Dr. STEVE MILLER (Chief Medical Officer, Express Scripts): Pharmacy is the number one touch point in health care. People use their hospitals, on average, less than once a year. They use pharmacy, on average, 11 times a year.

SEPIC: The PBM industry emerged when health plans started covering prescriptions. Big insurance companies found negotiating with big pharma to be a hassle, so PBMs filled the void. Today, they cover more than 200 million Americans. Critics say that has marginalized small, independent pharmacies, because now even drugstore chains like CVS manage prescription benefits. But Express Scripts scientist Bob Nease says PBMs have the clout to check the power of drug companies.

Dr. BOB NEASE (Scientist, Express Scripts): The other way that we get buying power is by the ability to move market share, large numbers of members from a more expensive drug to a less expensive drug.

SEPIC: Nease says company researchers study ways to tweak incentives to urge people toward mail-order prescriptions, for example, which are cheaper to deliver. PBMs also push generics aggressively.

That's usually good for most customers, but it wasnt for Pat Cleeland. She takes medication to prevent seizures. When the drug went generic, her PBM said it would only pay for the cheaper pills, but Cleeland says her doctor would not allow it.
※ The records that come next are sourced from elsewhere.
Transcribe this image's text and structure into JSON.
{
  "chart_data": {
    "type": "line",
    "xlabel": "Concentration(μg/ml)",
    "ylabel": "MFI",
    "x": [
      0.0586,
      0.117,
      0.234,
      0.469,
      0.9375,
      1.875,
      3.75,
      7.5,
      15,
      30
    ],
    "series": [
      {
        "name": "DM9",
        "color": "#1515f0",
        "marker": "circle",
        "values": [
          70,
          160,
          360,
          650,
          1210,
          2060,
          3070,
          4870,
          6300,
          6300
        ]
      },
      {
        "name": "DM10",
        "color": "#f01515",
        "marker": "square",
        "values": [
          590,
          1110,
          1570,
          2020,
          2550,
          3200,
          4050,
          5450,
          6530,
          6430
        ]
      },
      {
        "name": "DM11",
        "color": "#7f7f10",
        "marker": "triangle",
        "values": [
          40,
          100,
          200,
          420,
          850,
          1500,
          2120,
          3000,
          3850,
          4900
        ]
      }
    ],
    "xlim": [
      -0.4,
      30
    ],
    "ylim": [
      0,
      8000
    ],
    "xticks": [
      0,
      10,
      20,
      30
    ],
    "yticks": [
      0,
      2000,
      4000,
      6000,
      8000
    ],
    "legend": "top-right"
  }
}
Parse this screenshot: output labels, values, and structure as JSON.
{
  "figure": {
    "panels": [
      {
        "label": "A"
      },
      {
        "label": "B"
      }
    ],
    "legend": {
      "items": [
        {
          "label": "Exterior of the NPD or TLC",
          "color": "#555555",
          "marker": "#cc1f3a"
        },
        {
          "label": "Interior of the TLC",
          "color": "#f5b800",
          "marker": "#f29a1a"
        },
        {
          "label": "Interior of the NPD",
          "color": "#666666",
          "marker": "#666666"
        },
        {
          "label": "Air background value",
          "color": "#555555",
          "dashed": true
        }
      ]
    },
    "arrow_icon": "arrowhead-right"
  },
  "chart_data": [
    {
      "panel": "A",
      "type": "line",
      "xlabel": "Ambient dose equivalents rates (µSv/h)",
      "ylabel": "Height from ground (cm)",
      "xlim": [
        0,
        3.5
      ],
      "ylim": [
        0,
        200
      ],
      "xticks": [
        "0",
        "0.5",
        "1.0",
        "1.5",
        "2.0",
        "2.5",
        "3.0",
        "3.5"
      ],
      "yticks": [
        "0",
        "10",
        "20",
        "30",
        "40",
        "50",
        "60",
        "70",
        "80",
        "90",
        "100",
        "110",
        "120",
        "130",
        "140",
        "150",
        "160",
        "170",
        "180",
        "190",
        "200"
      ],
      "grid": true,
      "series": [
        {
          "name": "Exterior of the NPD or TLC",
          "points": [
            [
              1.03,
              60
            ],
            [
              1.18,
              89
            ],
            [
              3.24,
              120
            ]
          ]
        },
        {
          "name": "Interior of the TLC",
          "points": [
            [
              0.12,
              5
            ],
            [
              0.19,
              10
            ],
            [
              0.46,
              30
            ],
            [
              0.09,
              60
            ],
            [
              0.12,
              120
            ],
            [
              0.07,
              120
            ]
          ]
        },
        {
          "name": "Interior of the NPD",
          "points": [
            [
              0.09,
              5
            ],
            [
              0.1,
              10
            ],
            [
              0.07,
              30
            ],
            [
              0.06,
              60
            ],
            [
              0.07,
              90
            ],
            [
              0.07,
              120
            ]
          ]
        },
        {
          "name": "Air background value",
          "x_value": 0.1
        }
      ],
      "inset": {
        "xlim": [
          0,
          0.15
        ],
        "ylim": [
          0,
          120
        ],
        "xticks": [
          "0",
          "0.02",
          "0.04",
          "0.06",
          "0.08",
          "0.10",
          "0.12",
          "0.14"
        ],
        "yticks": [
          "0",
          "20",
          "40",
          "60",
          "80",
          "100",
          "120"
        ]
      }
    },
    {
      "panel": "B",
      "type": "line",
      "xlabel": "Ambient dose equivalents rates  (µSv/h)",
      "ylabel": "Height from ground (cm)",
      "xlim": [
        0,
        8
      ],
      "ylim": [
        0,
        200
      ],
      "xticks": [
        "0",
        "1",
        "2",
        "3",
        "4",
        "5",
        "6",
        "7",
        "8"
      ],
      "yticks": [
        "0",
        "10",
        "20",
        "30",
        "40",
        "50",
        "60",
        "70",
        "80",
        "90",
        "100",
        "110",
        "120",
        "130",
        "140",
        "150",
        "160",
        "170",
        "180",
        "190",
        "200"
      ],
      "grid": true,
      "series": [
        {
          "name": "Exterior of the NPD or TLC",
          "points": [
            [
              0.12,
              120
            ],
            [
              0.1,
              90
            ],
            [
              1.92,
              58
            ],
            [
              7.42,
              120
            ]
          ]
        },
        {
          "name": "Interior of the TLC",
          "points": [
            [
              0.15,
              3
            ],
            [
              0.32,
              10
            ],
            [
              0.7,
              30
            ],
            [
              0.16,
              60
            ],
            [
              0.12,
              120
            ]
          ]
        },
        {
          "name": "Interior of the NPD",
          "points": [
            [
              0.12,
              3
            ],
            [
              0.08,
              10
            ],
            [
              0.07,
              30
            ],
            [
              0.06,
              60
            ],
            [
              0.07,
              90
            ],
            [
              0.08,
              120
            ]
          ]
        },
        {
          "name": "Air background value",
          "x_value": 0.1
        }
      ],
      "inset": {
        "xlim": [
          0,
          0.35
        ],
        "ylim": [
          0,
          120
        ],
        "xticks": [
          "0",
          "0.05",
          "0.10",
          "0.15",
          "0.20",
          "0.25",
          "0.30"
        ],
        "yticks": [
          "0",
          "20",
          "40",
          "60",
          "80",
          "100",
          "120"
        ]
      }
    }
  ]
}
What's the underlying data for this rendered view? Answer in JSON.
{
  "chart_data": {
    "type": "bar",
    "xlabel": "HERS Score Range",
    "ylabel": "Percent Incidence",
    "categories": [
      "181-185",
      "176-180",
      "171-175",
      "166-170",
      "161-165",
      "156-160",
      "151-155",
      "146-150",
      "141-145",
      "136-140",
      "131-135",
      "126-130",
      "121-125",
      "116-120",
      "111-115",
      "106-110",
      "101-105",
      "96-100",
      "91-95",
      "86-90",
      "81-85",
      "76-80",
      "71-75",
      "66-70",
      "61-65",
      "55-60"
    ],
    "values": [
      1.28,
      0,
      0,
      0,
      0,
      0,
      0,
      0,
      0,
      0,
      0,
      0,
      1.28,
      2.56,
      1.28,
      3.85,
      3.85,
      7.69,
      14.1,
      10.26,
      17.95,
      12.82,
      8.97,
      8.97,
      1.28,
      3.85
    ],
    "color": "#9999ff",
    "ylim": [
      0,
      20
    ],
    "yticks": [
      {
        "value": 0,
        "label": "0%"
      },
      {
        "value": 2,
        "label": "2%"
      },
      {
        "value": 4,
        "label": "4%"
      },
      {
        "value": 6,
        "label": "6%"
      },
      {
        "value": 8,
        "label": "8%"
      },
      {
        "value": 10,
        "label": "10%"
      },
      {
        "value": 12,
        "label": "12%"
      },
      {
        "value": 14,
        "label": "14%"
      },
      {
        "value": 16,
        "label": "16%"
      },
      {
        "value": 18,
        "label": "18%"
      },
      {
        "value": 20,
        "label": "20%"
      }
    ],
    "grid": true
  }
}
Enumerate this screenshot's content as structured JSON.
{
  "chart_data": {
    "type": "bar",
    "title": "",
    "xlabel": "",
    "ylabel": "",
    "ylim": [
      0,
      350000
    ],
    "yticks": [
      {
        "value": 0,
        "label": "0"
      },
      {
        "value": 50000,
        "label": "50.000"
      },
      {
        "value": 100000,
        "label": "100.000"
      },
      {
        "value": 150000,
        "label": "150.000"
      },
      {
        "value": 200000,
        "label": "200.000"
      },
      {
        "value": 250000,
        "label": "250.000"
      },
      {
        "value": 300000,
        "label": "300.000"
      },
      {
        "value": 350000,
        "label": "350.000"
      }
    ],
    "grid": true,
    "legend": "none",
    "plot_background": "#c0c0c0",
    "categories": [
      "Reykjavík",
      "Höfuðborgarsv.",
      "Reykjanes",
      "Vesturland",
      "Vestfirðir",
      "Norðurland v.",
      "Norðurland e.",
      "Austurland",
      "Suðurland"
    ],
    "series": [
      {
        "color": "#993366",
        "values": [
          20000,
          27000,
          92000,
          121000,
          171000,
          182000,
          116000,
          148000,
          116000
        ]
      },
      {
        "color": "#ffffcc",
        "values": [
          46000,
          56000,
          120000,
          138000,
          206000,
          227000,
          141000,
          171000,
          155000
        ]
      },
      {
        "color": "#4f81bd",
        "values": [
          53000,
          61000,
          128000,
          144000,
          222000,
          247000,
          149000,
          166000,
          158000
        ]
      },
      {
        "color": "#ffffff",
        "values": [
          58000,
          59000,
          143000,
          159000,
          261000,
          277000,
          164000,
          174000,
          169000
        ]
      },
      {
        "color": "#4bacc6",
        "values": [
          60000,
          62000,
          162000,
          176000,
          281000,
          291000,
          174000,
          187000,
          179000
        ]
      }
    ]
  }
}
Ms. PAT CLEELAND: We didn't know how we were going to pay for getting a name brand in this medication. We had a partial refill from a local pharmacy. It was three days worth, and it was $85.

SEPIC: Cleeland says after her doctor got involved, she was able to avoid what could have been a bureaucratic nightmare.

Surveys show other customers are generally happy with PBMs. And Consumers Union health care analyst Steven Findlay says they're usually on the patient's side.

Mr. STEVEN FINDLAY (Health Care Analyst, Consumers Union): They absolutely do deliver a service to workers and consumers. There's no question.

SEPIC: But Findlay says the downside of pharmacy benefit managers is the negative effect theyve had on small independent pharmacies.

At Lindenwood Drug in St. Louis - a street-corner shop a world away from the Express Scripts office park - pharmacist Tom Hunt is still making a living, even as similar shops have closed. But he says PBMs make it tough.

Mr. TOM HUNT (Pharmacist): How many businesses do you know of that 80 to 90 percent of their sales are priced by a third party? Everything I fill out a prescription card for a patient with insurance, they're setting a price on it.

SEPIC: Hunt says these days, he's found a niche in customer service and even fills prescriptions for pets. But with drug costs continuing to climb and Congress on the verge of expanding access to health insurance, the pharmacy benefit management industry shows no immediate signs of slowing down.

For NPR News, I'm Matt Sepic in St. Louis.